These are challenging times for Scottish fleets. There are many traditional issues that fleet managers have to cope with, ranging from fuel prices, accident rates and running costs to duty of care and policy issues.
But in addition, Scottish firms are also finding they have a set of unique problems as new laws are set down by the Scottish Parliament and separate policies are pursued by organisations including the police. Examples range from the effect of the smoking ban on fleet operations to an anti-speed campaign targeting company directors.
For Sally Weeks, who recently took over as chairman of the Scottish region of fleet operators’ association Acfo, these challenges emphasise the importance of networking and sharing ideas to ensure that companies know the future issues they will face, and how they can tackle them.
Weeks, who is procurement and facilities manager for Maxxium, a wines and spirits brand sales distributor, where she runs 145 cars, said: ‘There are a lot of good things about Acfo, particularly the information that is available, the educational aspect to the meetings and the networking opportunities.
‘It is a valuable working tool for any fleet manager and at the same time, it is also extremely friendly.’
She has replaced Douglas Sutherland, partner – special projects, at DM Hall & Son, in Edinburgh, who spent the previous five years as chairman, before stepping down last year.
The role of an Acfo regional chairman is a demanding one and Weeks had to secure the support of senior managers before putting her name forward.
She said: ‘From a professional development viewpoint it is important. I had to speak to my directors about this because of the time it will involve. I am not taking on the role lightly and am really grateful to all the people who voted for me.
‘I am keen to get more members. I think the other thing we have here in Scotland is a large area from Inverness to Aberdeen and Glasgow, so we need to look at how to make sure we attract members from all areas of the country.’
The new role for Weeks is the latest development in a lifelong association with cars.
As a child, she used to help her father running classic cars, taking part in the London to Brighton rally. Models that have passed through family ownership include two Bugattis and a rare three-wheeled Morgan. She said: ‘I spent my childhood around oil, engines and motors and I learned a lot just from helping my father.’
This helped her with her understanding of fleet when she took over her present role nine years ago, which expanded from purchasing into the fleet arena. In the past few years, her work has brought a series of radical changes to the fleet, including changing replacement cycles from four to three years, introduction of risk management schemes and a shift away from outright purchase.

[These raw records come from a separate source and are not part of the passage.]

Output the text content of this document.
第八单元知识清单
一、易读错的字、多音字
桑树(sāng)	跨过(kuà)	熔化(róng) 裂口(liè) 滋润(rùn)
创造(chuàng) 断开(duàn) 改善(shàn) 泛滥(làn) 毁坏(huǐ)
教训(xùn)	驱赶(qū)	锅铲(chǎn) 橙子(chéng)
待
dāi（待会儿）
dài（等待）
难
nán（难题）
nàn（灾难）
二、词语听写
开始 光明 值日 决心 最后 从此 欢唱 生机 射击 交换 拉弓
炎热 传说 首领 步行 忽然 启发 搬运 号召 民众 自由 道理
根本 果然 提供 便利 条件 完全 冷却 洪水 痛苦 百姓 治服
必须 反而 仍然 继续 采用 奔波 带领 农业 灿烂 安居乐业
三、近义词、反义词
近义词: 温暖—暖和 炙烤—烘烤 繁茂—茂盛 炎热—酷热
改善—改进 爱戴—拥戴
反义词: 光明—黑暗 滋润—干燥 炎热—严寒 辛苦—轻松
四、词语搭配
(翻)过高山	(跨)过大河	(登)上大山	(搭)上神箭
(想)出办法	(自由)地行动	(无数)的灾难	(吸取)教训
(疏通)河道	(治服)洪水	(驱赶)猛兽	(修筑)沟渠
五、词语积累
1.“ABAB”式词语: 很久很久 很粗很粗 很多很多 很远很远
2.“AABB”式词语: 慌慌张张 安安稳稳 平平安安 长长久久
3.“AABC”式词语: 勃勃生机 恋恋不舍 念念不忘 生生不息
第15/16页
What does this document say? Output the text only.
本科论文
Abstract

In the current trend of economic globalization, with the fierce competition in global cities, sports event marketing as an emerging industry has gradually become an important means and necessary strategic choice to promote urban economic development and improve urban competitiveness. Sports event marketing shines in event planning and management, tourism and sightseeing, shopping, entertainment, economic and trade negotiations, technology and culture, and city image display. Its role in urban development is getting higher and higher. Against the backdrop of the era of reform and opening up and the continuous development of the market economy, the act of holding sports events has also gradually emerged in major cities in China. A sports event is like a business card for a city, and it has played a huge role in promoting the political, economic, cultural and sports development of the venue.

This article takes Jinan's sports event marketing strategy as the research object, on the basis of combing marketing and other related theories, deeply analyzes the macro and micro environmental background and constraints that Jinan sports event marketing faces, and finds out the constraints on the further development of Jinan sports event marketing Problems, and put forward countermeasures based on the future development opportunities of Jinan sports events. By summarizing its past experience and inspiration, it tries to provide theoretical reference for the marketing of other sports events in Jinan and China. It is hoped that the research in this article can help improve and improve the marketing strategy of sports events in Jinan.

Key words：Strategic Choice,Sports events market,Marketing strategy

Weeks said: ‘When I joined, the head office looked at the company and said that the biggest asset the firm had was the Maxxium fleet and realised it needed to look at it closely.’
Although the role of Acfo regional chairman brings its own challenges, Weeks will continue to concentrate on the future of her own fleet.
Weeks is now looking closely at what new technology could do for the company’s running costs. She said: ‘We are now looking at hybrids. We are just pure diesel at the moment, but I am quite keen on the hybrid route as well and I would like to get one on the fleet.
‘We are also looking at the role of satellite navigation and parking sensors.
‘It is an area I was cynical about until recently, but sitting back and looking at some of the drivers, it is not such a bad idea.’
Like many other fleet managers, she is also keeping a close watch on the impact of legislation on the fleet, including the recent smoking ban which affects vans, but not company cars.
Weeks said: ‘The aim is to make staff more efficient and effective in their jobs and being part Acfo will help with my personal and professional development. It is fantastic news to be given the role of chairman and I am really looking forward to it.’
National Acfo network spreads fleet benefits
ACFO is a not-for-profit members organisation dedicated to mutual help among fleet operators. The organisation has more than 700 members and is designed for fleet operators, no matter what type of fleet they run.
As well as networking opportunities at regular regional meetings, the organisation also campaigns on behalf of fleet operators and gets their views heard among manufacturers, suppliers and at a government level.
Members are also able to share their problems and ask for help with finding solutions, while suppliers also provide in-depth knowledge.
There is also advice on legislation, regular news updates and online information, available at www.acfo.org/home. The Scottish region of Acfo has more than its fair share of award-winning fleet decision-makers. The annual Fleet News Awards regularly feature managers based in Scotland, including Sally Weeks, who in 2005 took home the award for Fleet Manager of the Year 101-400 vehicles.
Her Acfo colleague Jack Pryde, who runs the fleet of Dunfermline Building Society, was named Fleet Manager of the Year Sub-100 vehicles at the same time.
This year they were both shortlisted along with Ron Dickson, of Strathclyde Police, who also took home this year’s Platinum Award for his work on last year’s G8 Summit, which involved creating a fleet of 3,000 vehicles and then dismantling it in just a few months.
In 2003, Richard Flint took home another award for Strathclyde Police, as Fleet Manager of the Year 401-plus vehicles.
Weeks said: ‘Winning a Fleet News Award has already helped because I think it maximises recognition in companies that the fleet operator’s role is an important job in its own right.’